How nice for you, I thought.
“Impressive,” Matt said again, as if he had limited vocabulary when it came to equestrian prowess.
My eyes strayed to a large whiteboard on the side wall, its tray filled with erasers and thick markers in as many colors as the ribbons Lorna had won. I could tell she had left real science and engineering far behind. The board was filled with organizational charts, budget items with dollar amounts, timelines, and acronyms for funding sponsors. My eyes landed on DoD. Leave it to the Department of Defense to use a lowercase O, so that every scientist had to tell her or his editors it wasn’t a typo. DOE, DARPA, NRC. The Department of Energy, Defense Advanced Research Projects Agency, Nuclear Regulatory Commission. A few nongovernment names, some of which were pharmaceutical companies I recognized, were on the board also, with question marks next to them. Not committed, I assumed. There wasn’t an equation or a force diagram in sight.
“Interesting that you didn’t choose horse-raising as a career,” Matt said.
I wondered if horses were actually raised, like children, or chickens and sheep. My mind wandered in search of a more appropriate word, but neither Matt nor Lorna seemed hampered by the word choice.
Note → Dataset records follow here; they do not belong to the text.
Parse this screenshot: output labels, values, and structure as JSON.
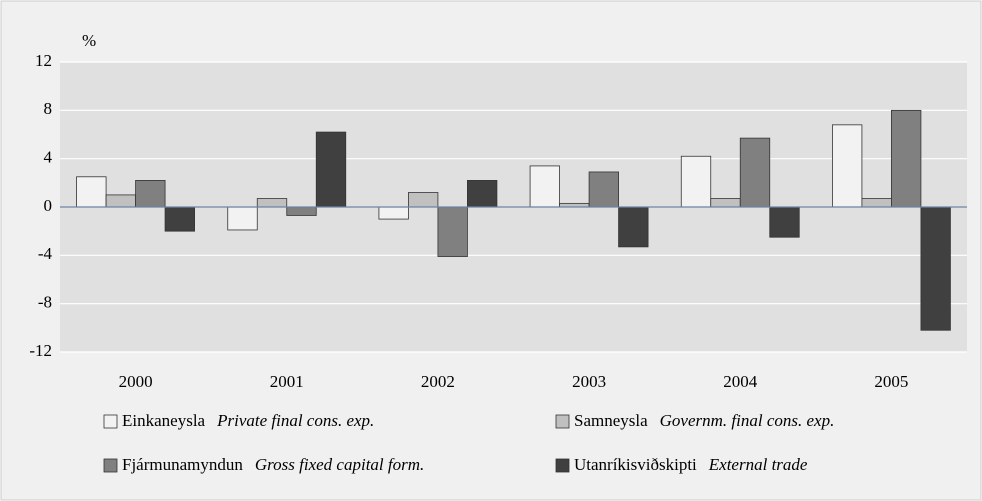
{
  "chart_data": {
    "type": "bar",
    "y_label": "%",
    "categories": [
      "2000",
      "2001",
      "2002",
      "2003",
      "2004",
      "2005"
    ],
    "series": [
      {
        "name": "Einkaneysla",
        "description": "Private final cons. exp.",
        "color": "#f2f2f2",
        "values": [
          2.5,
          -1.9,
          -1.0,
          3.4,
          4.2,
          6.8
        ]
      },
      {
        "name": "Samneysla",
        "description": "Governm. final cons. exp.",
        "color": "#c0c0c0",
        "values": [
          1.0,
          0.7,
          1.2,
          0.3,
          0.7,
          0.7
        ]
      },
      {
        "name": "Fjármunamyndun",
        "description": "Gross fixed capital form.",
        "color": "#808080",
        "values": [
          2.2,
          -0.7,
          -4.1,
          2.9,
          5.7,
          8.0
        ]
      },
      {
        "name": "Utanríkisviðskipti",
        "description": "External trade",
        "color": "#404040",
        "values": [
          -2.0,
          6.2,
          2.2,
          -3.3,
          -2.5,
          -10.2
        ]
      }
    ],
    "ylim": [
      -12,
      12
    ],
    "yticks": [
      -12,
      -8,
      -4,
      0,
      4,
      8,
      12
    ],
    "grid": true
  }
}
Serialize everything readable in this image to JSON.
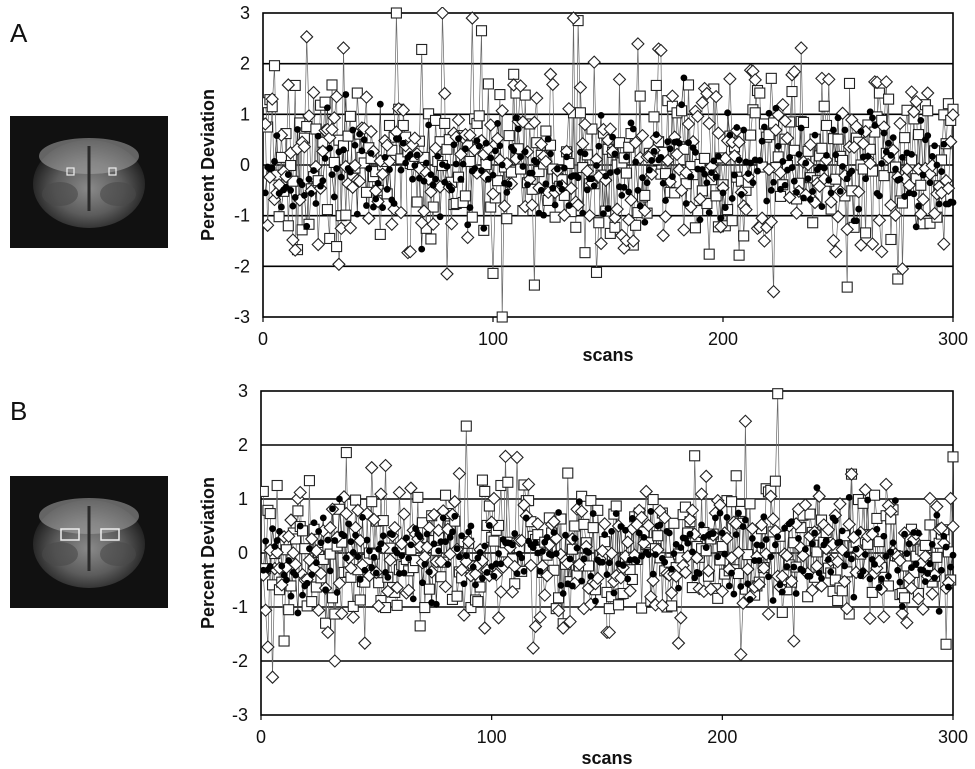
{
  "panels": [
    {
      "letter": "A",
      "roi_shape": "small-squares",
      "chart": {
        "type": "line",
        "xlabel": "scans",
        "ylabel": "Percent Deviation",
        "xlim": [
          0,
          300
        ],
        "ylim": [
          -3,
          3
        ],
        "x_ticks": [
          "0",
          "100",
          "200",
          "300"
        ],
        "y_ticks": [
          "3",
          "2",
          "1",
          "0",
          "-1",
          "-2",
          "-3"
        ],
        "grid_y": true,
        "series_styles": [
          {
            "marker": "open-square",
            "color": "#222222"
          },
          {
            "marker": "open-diamond",
            "color": "#222222"
          },
          {
            "marker": "filled-circle",
            "color": "#000000"
          }
        ]
      }
    },
    {
      "letter": "B",
      "roi_shape": "large-rectangles",
      "chart": {
        "type": "line",
        "xlabel": "scans",
        "ylabel": "Percent Deviation",
        "xlim": [
          0,
          300
        ],
        "ylim": [
          -3,
          3
        ],
        "x_ticks": [
          "0",
          "100",
          "200",
          "300"
        ],
        "y_ticks": [
          "3",
          "2",
          "1",
          "0",
          "-1",
          "-2",
          "-3"
        ],
        "grid_y": true,
        "series_styles": [
          {
            "marker": "open-square",
            "color": "#222222"
          },
          {
            "marker": "open-diamond",
            "color": "#222222"
          },
          {
            "marker": "filled-circle",
            "color": "#000000"
          }
        ]
      }
    }
  ],
  "chart_data": [
    {
      "type": "line",
      "xlabel": "scans",
      "ylabel": "Percent Deviation",
      "xlim": [
        0,
        300
      ],
      "ylim": [
        -3,
        3
      ],
      "grid": true,
      "x_ticks": [
        0,
        100,
        200,
        300
      ],
      "y_ticks": [
        -3,
        -2,
        -1,
        0,
        1,
        2,
        3
      ],
      "series_count": 3,
      "seed": 7,
      "amplitude": {
        "open_square": 1.0,
        "open_diamond": 1.15,
        "filled_circle": 0.65
      },
      "note_on_values": "",
      "highlights": [
        {
          "x": 58,
          "y": 3.0
        },
        {
          "x": 78,
          "y": 3.0
        },
        {
          "x": 137,
          "y": 2.85
        },
        {
          "x": 222,
          "y": -2.5
        },
        {
          "x": 104,
          "y": -3.0
        }
      ]
    },
    {
      "type": "line",
      "xlabel": "scans",
      "ylabel": "Percent Deviation",
      "xlim": [
        0,
        300
      ],
      "ylim": [
        -3,
        3
      ],
      "grid": true,
      "x_ticks": [
        0,
        100,
        200,
        300
      ],
      "y_ticks": [
        -3,
        -2,
        -1,
        0,
        1,
        2,
        3
      ],
      "series_count": 3,
      "seed": 19,
      "amplitude": {
        "open_square": 0.8,
        "open_diamond": 0.9,
        "filled_circle": 0.5
      },
      "note_on_values": "",
      "highlights": [
        {
          "x": 224,
          "y": 2.95
        },
        {
          "x": 5,
          "y": -2.3
        },
        {
          "x": 89,
          "y": 2.35
        },
        {
          "x": 32,
          "y": -2.0
        }
      ]
    }
  ]
}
Lorna told us how her father, a rancher, had convinced her that the best strategy was for her to get an education in a field where she could make enough money to afford the luxury of competitive riding.
“No money in these competitions?” Matt asked, glancing at the showcase, as if to ask the worth of dozens of satiny ribbons.
Lorna shook her head and shrugged her shoulders, almost losing her scarf/shawl. “Not much, at least not in the local shows. There’s decent money in the bigger jumping competitions, sometimes as much as a hundred thousand dollars, but that would be split up among the top placings. Canada has a famous event, maybe close to a half million in prizes, but on the average it’s much less than that. Most people are in it for the sport.” She smiled, leaned forward, sharing a secret. “Well, for ego, too, I admit. You’re always competing for points, which you accumulate toward yearend awards, at a big ceremony.” Lorna opened her arms wide, to signify how big, again almost losing her wrap.
Matt nodded, relaxed. I knew he was gearing up, letting Lorna get comfortable. “But you have to make a living somehow,” he said, giving a palms-up. Compatriots, both just doing a job. I sat in my navy blue business casual, waiting for a piece of the action. So far, I hadn’t done much but smile and nod in appropriate places.
“Right,” Lorna said, “so, I came East to study engineering.”
“East from … ?” Matt asked.
“Galveston,” Lorna said, raising the hairs on the back of my head. I wished I knew the distance from Galveston to Houston. In a state the size of Texas, it might be the same as Revere to Portland, Maine, but, still, here was another Texan in Revere. Lorna seemed to enjoy giving her bio. “I majored in chemistry at BU, got involved in materials research when I came here to Charger Street as a summer intern. I came back after I graduated, and I’ve been here ever since. Do I have to tell you how many years?” This last was said in a coy, flirting way that did not become her.
Matt smiled and gave a page of his notebook a casual flip. “Do you know a Nina Martin?”
I smiled, recognizing Matt’s style—chat for a few minutes, let them direct the conversation, then hit them with a quick yes-or-no, black-or-white, do-you-or-don’t-you question.
Lorna seemed as taken aback as he’d intended. She cleared her throat and then frowned, as if in confusion, but to my mind, it was a cover-up in advance of a lie.
“Nina … Martin? No.” Lorna might have been trying to pronounce a foreign phrase. She licked her lips, rubbed her forehead. Matt kept his eyes locked on her. She fumbled with paper clips in a bowl on her desk. “Oh, wait, I did see something on the news. The woman they found in the marsh?”
Matt nodded. I knew he wouldn’t say anything just yet. From the interview handbook, I imagined: Create an awkward silence, hope the suspect will fill it. Not that Lorna Frederick was an official suspect, except for all the connections I’d made on my computer-generated star.
Lorna obliged with stuttering remarks. “Terrible thing. Poor woman.” She shook her head in tsk-tsk sympathy. “What makes you ask if I knew her? Is that what brings you here?”
“Do you have any connections with the buckyball team in Houston?” The Don’t Answer Her Question; Ask Another One trick, a polite form of “I’ll ask the questions here.” I was proud of Matt’s glib mention of nanotechnology.